From an early age, I wanted to be an astronaut. I memorized Mercury astronaut missions. I dreamt of using a manned maneurvering unit to glide through space. I cried when the Challenger exploded. I still dream of going to space, but I know it’s a long shot. Still, space exploration captivates me.
What will be the biggest obstacle to a successful Mars mission? It won’t be inadequate fuel, faulty aerodynamics, or clunky helmets. Social isolation is the greatest barrier to interplanetary travel.
Don’t believe me? Think about the past 520 days of your life (about a year and five months). That’s how long it takes to travel to Mars and return. How many people did you see during that time? How many conversations did you have? Did you attend a sporting event? A play? A worship service? Maybe a loved one was born or passed away. Now wipe those experiences away. Instead, imagine that during this period of your life you lived in cramped quarters with only five other people, no fresh air, and no sunlight.
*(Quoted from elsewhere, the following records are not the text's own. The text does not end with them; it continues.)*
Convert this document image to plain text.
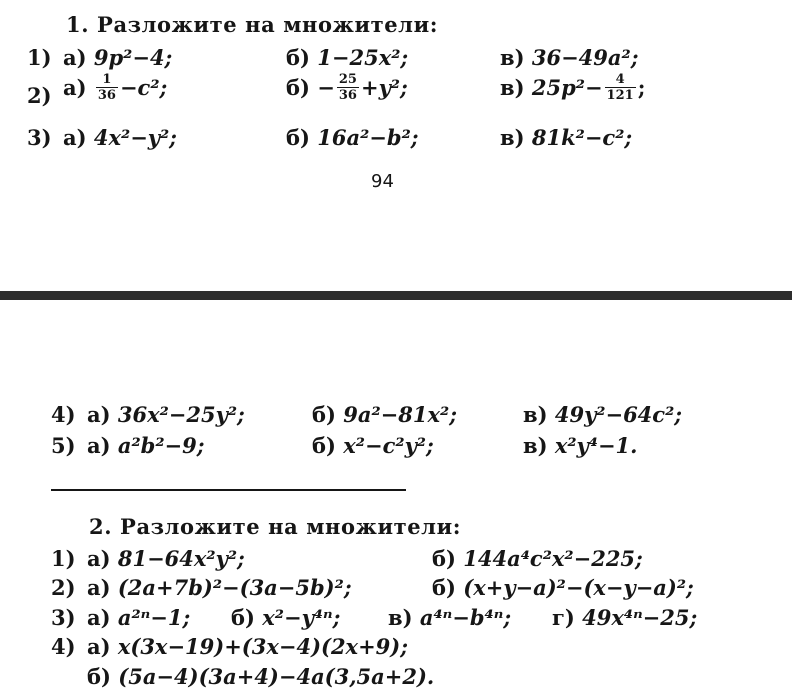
1. Разложите на множители:
1) а) 9p²−4;	б) 1−25x²;	в) 36−49a²;
2) $а) \frac{1}{36} -c^2$;	$б) - \frac{25}{36} +y^2$;	в) $25p^2- \frac{4}{121}$ ;
3) а) 4x²−y²;	б) 16a²−b²;	в) 81k²−c²;
94
4) а) 36x²−25y²;	б) 9a²−81x²;	в) 49y²−64c²;
5) а) a²b²−9;	б) x²−c²y²;	в) x²y⁴−1.
2. Разложите на множители:
1) а) 81−64x²y²;	б) 144a⁴c²x²−225;
2) а) (2a+7b)²−(3a−5b)²;	б) (x+y−a)²−(x−y−a)²;
3) а) a²ⁿ−1; б) x²−y⁴ⁿ; в) a⁴ⁿ−b⁴ⁿ; г) 49x⁴ⁿ−25;
4) а) x(3x−19)+(3x−4)(2x+9);
б) (5a−4)(3a+4)−4a(3,5a+2).
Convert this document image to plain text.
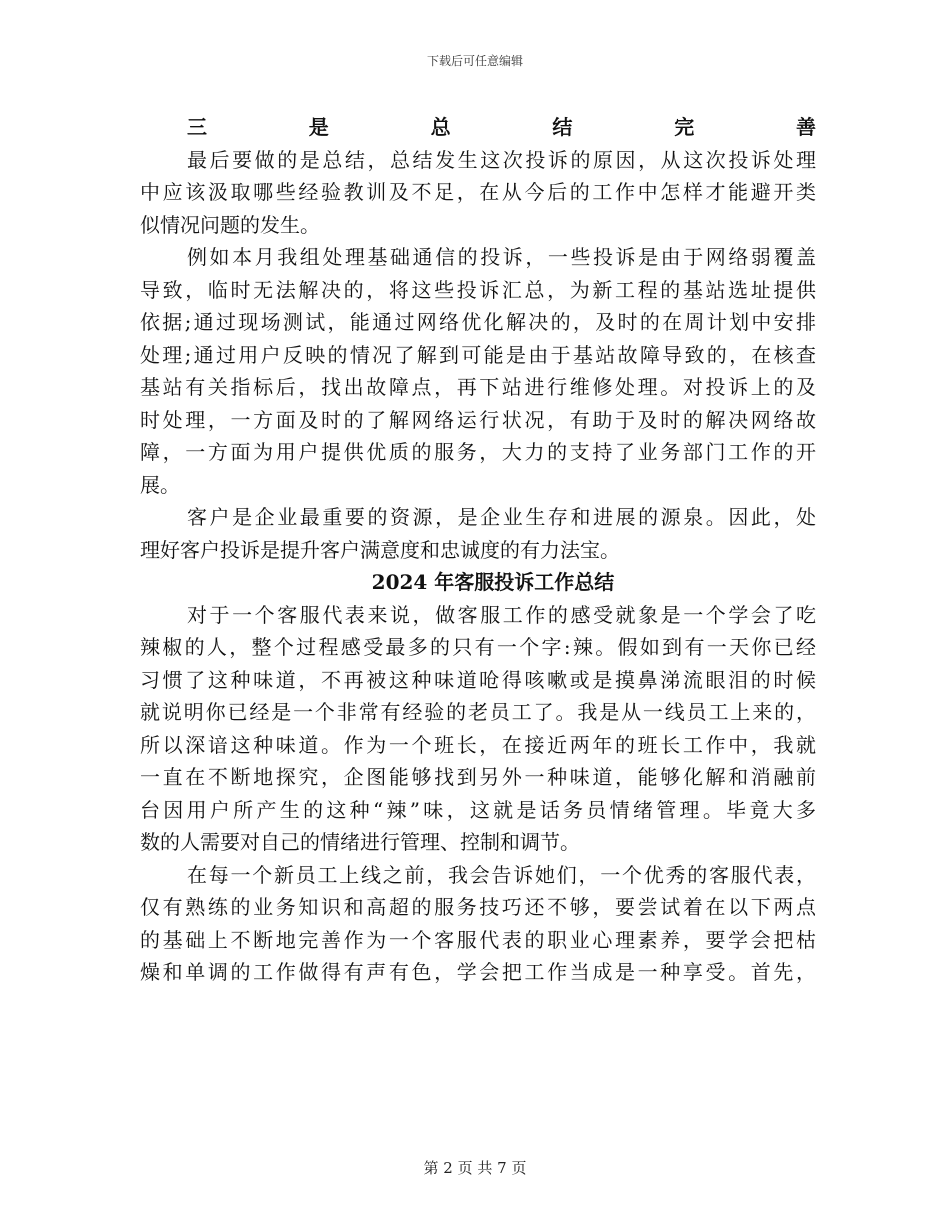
下载后可任意编辑
三是总结完善
最后要做的是总结，总结发生这次投诉的原因，从这次投诉处理
中应该汲取哪些经验教训及不足，在从今后的工作中怎样才能避开类
似情况问题的发生。
例如本月我组处理基础通信的投诉，一些投诉是由于网络弱覆盖
导致，临时无法解决的，将这些投诉汇总，为新工程的基站选址提供
依据;通过现场测试，能通过网络优化解决的，及时的在周计划中安排
处理;通过用户反映的情况了解到可能是由于基站故障导致的，在核查
基站有关指标后，找出故障点，再下站进行维修处理。对投诉上的及
时处理，一方面及时的了解网络运行状况，有助于及时的解决网络故
障，一方面为用户提供优质的服务，大力的支持了业务部门工作的开
展。
客户是企业最重要的资源，是企业生存和进展的源泉。因此，处
理好客户投诉是提升客户满意度和忠诚度的有力法宝。
2024 年客服投诉工作总结
对于一个客服代表来说，做客服工作的感受就象是一个学会了吃
辣椒的人，整个过程感受最多的只有一个字:辣。假如到有一天你已经
习惯了这种味道，不再被这种味道呛得咳嗽或是摸鼻涕流眼泪的时候
就说明你已经是一个非常有经验的老员工了。我是从一线员工上来的，
所以深谙这种味道。作为一个班长，在接近两年的班长工作中，我就
一直在不断地探究，企图能够找到另外一种味道，能够化解和消融前
台因用户所产生的这种“辣”味，这就是话务员情绪管理。毕竟大多
数的人需要对自己的情绪进行管理、控制和调节。
在每一个新员工上线之前，我会告诉她们，一个优秀的客服代表，
仅有熟练的业务知识和高超的服务技巧还不够，要尝试着在以下两点
的基础上不断地完善作为一个客服代表的职业心理素养，要学会把枯
燥和单调的工作做得有声有色，学会把工作当成是一种享受。首先，
第 2 页 共 7 页
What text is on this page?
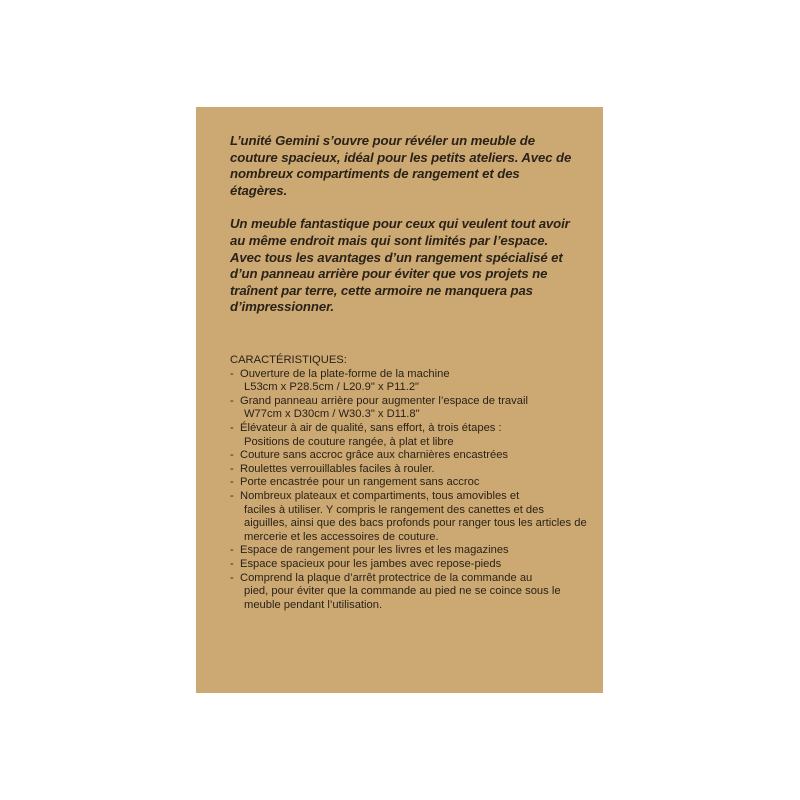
L’unité Gemini s’ouvre pour révéler un meuble de couture spacieux, idéal pour les petits ateliers. Avec de nombreux compartiments de rangement et des étagères.

Un meuble fantastique pour ceux qui veulent tout avoir au même endroit mais qui sont limités par l’espace. Avec tous les avantages d’un rangement spécialisé et d’un panneau arrière pour éviter que vos projets ne traînent par terre, cette armoire ne manquera pas d’impressionner.

CARACTÉRISTIQUES:

- Ouverture de la plate-forme de la machine
L53cm x P28.5cm / L20.9" x P11.2"
- Grand panneau arrière pour augmenter l’espace de travail
W77cm x D30cm / W30.3" x D11.8"
- Élévateur à air de qualité, sans effort, à trois étapes :
Positions de couture rangée, à plat et libre
- Couture sans accroc grâce aux charnières encastrées
- Roulettes verrouillables faciles à rouler.
- Porte encastrée pour un rangement sans accroc
- Nombreux plateaux et compartiments, tous amovibles et
faciles à utiliser. Y compris le rangement des canettes et des aiguilles, ainsi que des bacs profonds pour ranger tous les articles de mercerie et les accessoires de couture.
- Espace de rangement pour les livres et les magazines
- Espace spacieux pour les jambes avec repose-pieds
- Comprend la plaque d’arrêt protectrice de la commande au
pied, pour éviter que la commande au pied ne se coince sous le meuble pendant l’utilisation.
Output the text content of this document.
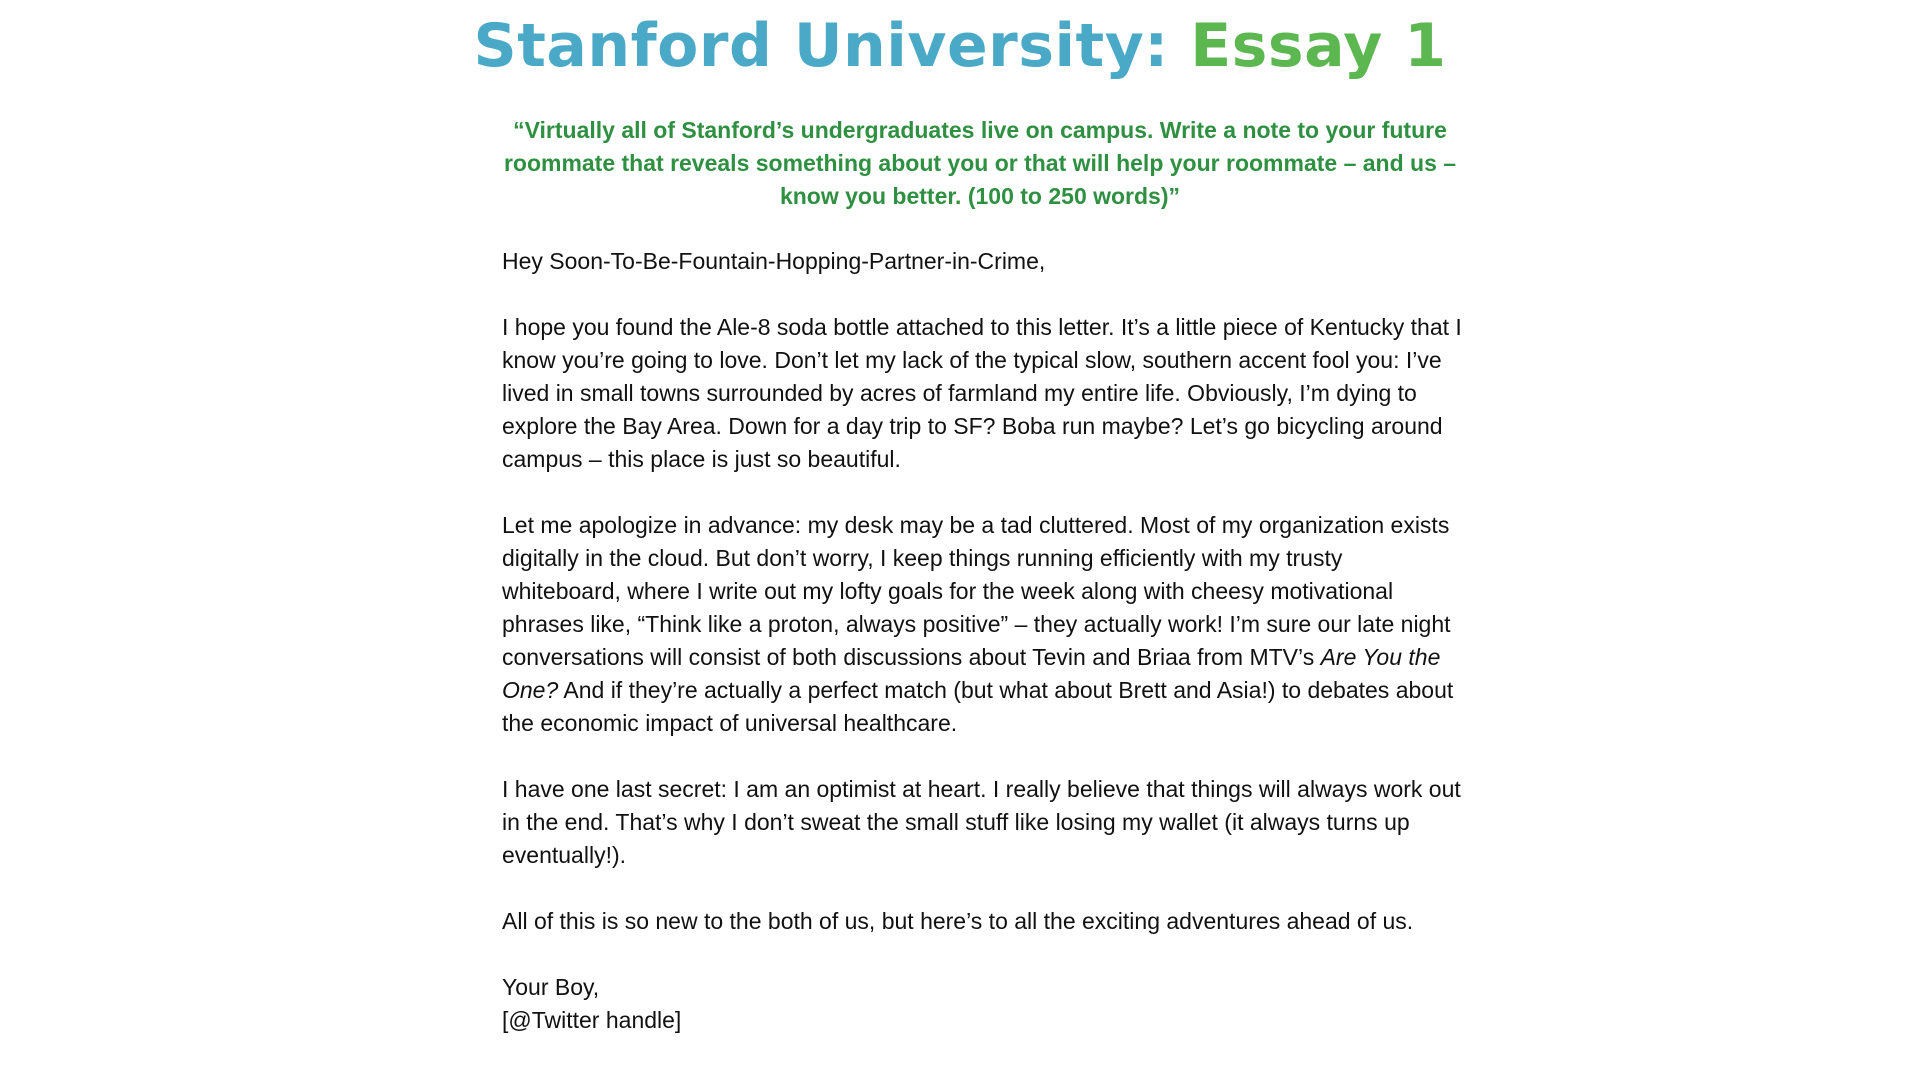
Stanford University: Essay 1
“Virtually all of Stanford’s undergraduates live on campus. Write a note to your future roommate that reveals something about you or that will help your roommate – and us – know you better. (100 to 250 words)”

Hey Soon-To-Be-Fountain-Hopping-Partner-in-Crime,

I hope you found the Ale-8 soda bottle attached to this letter. It’s a little piece of Kentucky that I know you’re going to love. Don’t let my lack of the typical slow, southern accent fool you: I’ve lived in small towns surrounded by acres of farmland my entire life. Obviously, I’m dying to explore the Bay Area. Down for a day trip to SF? Boba run maybe? Let’s go bicycling around campus – this place is just so beautiful.

Let me apologize in advance: my desk may be a tad cluttered. Most of my organization exists digitally in the cloud. But don’t worry, I keep things running efficiently with my trusty whiteboard, where I write out my lofty goals for the week along with cheesy motivational phrases like, “Think like a proton, always positive” – they actually work! I’m sure our late night conversations will consist of both discussions about Tevin and Briaa from MTV’s Are You the One? And if they’re actually a perfect match (but what about Brett and Asia!) to debates about the economic impact of universal healthcare.

I have one last secret: I am an optimist at heart. I really believe that things will always work out in the end. That’s why I don’t sweat the small stuff like losing my wallet (it always turns up eventually!).

All of this is so new to the both of us, but here’s to all the exciting adventures ahead of us.

Your Boy,
[@Twitter handle]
This is not a mere thought experiment. The experiment happened, with funds from the Russian Academy of Sciences. What happened? Quite a bit. In research recently reported in the Proceedings of the National Academy of Sciences, the six volunteer marsonauts completed lots of tasks to keep their minds fresh. They also slept like babies without the daily rigmarole of daily work commutes, grocery shopping, or other daily drivel. Then the guys started sleeping like polar bears in hibernation. Then they started doing less, becoming even more sedentary amidst almost endless boredom. Space is only cool for so long.
The good news? They all made it. There weren’t any major scuffles, and the guys probably formed lifelong friendships. They even showed signs of cognitive improvement. But the marsonaut volunteers each handled the prolonged social isolation differently. One of them shifted to a 25-hr sleep-wake schedule, which meant that he was alone (awake or asleep) 20% of the 520 day mock mission. As the researchers sift through their massive data set (to put it in perspective, they measured 4.396 million minutes of sleep!), I’m sure we’ll learn more about the psychological consequences of prolonged social isolation.
For now, we can still look into the night sky, find the Red Planet, and dream of people visiting sometime in our generation. We know they’ll sleep well—and a lot.